D’autant plus que cette
pratique est un scandale éventé : dans toute action clandestine
effectuée par les membres d’un service secret, l’usage de faux
papiers n’est pas une malheureuse exception mais la règle
nécessaire. Quand des agents français s’aventurèrent, en 1985,
dans une action calamiteuse contre le Rainbow Warrior,
navire de l’organisation Greenpeace, ce sont des passeports
suisses qui sont utilisés. Tous les services spéciaux utilisent,
parfois ou régulièrement, des pièces d’identité frauduleuses, y
compris ceux-là même du pays qui s’indigne aujourd’hui haut et
fort :
l’Australie.
Et alors qu’Israël
se voit obligé d’affronter de nouveaux défis, comme son entrée,
acquise après un lobbying de seize ans et célébrée jeudi à
Paris, dans le club très fermé des 34 pays membres de l’OCDE,
Tel Aviv n’en a pas fini d’être rattrapé par son passé trouble
comme en témoigne la récente
divulgation de son accord de coopération
nucléaire, en 1975, avec l’Afrique du sud. Une révélation
compromettante qui sonne comme un coup double, confirmant à la
fois l’existence d’un armement nucléaire en Israël
et la proximité idéologique de la force occupant les territoires
palestiniens avec le régime de l’apartheid.
Au-delà de ces
péripéties, concernant le demi fiasco retentissant du Mossad à
Dubaï, et cette
opération qui a finalement porté ses fruits puisque la cible a
été éliminé sans l’arrestation du commando, une question demeure.

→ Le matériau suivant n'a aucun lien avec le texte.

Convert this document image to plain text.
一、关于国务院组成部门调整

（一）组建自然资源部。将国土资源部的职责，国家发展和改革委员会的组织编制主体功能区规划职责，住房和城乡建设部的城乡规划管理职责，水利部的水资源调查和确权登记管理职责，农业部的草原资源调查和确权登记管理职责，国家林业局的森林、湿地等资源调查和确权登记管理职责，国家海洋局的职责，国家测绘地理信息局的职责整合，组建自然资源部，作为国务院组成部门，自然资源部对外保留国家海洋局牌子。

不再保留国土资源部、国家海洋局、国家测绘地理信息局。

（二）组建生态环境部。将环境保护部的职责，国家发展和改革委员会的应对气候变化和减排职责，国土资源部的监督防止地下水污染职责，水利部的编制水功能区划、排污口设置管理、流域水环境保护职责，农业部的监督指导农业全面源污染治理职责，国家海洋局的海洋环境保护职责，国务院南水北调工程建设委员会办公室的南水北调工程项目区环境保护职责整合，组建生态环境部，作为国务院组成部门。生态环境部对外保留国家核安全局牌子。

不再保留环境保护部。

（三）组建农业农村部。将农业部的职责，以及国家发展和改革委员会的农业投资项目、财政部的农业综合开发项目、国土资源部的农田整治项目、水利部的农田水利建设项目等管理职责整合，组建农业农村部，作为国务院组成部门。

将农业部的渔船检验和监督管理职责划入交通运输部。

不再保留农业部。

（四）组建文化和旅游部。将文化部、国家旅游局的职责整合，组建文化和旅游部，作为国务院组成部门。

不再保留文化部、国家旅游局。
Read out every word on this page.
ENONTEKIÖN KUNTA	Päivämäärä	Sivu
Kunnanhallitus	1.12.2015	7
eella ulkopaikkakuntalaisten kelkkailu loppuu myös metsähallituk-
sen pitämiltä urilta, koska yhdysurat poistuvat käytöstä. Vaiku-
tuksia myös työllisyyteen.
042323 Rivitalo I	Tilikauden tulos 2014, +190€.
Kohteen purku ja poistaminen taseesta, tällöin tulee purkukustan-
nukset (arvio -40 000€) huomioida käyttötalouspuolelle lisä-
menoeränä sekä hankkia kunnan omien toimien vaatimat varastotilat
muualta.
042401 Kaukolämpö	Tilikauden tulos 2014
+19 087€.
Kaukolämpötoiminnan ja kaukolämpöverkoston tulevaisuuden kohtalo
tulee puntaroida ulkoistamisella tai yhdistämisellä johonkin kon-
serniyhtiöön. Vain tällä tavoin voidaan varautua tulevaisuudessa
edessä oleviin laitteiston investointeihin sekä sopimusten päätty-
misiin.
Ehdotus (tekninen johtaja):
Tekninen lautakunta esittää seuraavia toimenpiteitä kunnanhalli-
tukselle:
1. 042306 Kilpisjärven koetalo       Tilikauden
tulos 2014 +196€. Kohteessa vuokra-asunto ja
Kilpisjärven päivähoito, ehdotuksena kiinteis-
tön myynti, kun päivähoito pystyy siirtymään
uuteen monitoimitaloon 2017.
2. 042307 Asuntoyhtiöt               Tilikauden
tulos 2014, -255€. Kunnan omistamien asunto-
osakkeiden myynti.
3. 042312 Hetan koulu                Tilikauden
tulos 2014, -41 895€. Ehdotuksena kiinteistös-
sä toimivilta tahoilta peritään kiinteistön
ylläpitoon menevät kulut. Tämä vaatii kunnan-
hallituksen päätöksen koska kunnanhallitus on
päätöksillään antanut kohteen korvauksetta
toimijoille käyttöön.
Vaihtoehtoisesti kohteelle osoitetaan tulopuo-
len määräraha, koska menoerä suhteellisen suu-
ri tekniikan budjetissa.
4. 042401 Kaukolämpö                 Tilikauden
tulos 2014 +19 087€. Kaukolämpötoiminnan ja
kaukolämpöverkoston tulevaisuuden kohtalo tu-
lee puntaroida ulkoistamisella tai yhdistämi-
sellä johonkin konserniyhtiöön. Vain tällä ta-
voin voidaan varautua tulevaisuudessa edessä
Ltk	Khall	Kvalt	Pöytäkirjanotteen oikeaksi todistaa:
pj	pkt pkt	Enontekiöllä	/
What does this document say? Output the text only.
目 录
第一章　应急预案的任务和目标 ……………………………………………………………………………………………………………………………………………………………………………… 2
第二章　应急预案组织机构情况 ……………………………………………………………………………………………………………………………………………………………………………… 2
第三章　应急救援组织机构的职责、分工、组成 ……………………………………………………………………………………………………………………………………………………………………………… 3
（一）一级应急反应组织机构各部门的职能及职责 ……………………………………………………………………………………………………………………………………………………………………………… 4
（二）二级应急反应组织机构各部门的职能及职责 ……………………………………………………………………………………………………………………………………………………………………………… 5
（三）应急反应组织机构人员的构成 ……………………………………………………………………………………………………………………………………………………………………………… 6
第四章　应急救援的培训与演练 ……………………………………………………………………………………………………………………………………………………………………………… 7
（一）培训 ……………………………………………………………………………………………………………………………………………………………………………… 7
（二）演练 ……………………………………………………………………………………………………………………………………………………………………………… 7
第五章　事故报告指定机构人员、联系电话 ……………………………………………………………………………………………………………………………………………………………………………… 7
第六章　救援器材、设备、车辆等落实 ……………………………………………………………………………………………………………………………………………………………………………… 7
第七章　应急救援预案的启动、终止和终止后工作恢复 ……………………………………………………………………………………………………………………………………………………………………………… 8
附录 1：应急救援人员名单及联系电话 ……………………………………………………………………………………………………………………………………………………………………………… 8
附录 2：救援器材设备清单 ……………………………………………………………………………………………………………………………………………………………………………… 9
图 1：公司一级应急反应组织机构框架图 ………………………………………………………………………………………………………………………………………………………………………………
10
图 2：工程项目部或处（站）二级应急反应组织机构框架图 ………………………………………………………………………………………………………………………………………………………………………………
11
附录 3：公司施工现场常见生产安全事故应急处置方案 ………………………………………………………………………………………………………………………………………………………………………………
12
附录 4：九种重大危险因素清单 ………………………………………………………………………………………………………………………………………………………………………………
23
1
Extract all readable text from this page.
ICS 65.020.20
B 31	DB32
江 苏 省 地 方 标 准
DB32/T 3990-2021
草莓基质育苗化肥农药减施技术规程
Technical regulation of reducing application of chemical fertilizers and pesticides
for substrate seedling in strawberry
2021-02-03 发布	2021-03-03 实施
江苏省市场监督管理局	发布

Qui savait quoi ? Le quotidien
The Daily Mail n’a pas hésité, suite à la
confession d’une source israélienne, à suggérer l’hypothèse
selon laquelle le service extérieur des renseignements anglais,
le MI-6, et le ministère des Affaires étrangères étaient
informés au préalable, et dans les grandes lignes, de la mission
du Mossad, ce qui relativiserait, à leur tour, les cris
d‘orfraie poussés par le gouvernement britannique. Mais, dès
lors, si l’on peut envisager que des alliés traditionnels d’Israël,
notamment la Grande-Bretagne et la France, ont su et laissé
faire, quels seraient dans ce cas les véritables enjeux derrière
la dénonciation atypique du Mossad par des alliés et pour des
agissements éventuellement anticipés ?
Rafael Eitan,
ancien ministre israélien et ex-agent du Mossad qui dirigea
l’équipe ayant capturé le criminel de guerre Adolf Eichmann,
suggère, pour sa part, une autre piste, a
priori rocambolesque : selon lui, ce serait une faction
étrangère qui aurait voulu discréditer Israël
en simulant à la perfection une
opération du Mossad. Si certains ne manqueront pas de voir, dans
cette suggestion d’un simulacre, le déni de la culpabilité
flagrante des espions israéliens, d’autres seront sans doute
surpris, et peut-être ravis, d’envisager l’hypothèse qu’il
existerait, à travers le monde, d’autres groupes, autrement plus
redoutables et en discrète rivalité avec le tout-puissant Mossad.
« Par la tromperie, la guerre tu mèneras » : telle est
la devise du prestigieux service secret israélien. Dans l’art de
la duperie, appliqué au monde occulte du renseignement, on finit
toujours par trouver, tôt ou tard, adversaire plus ingénieux.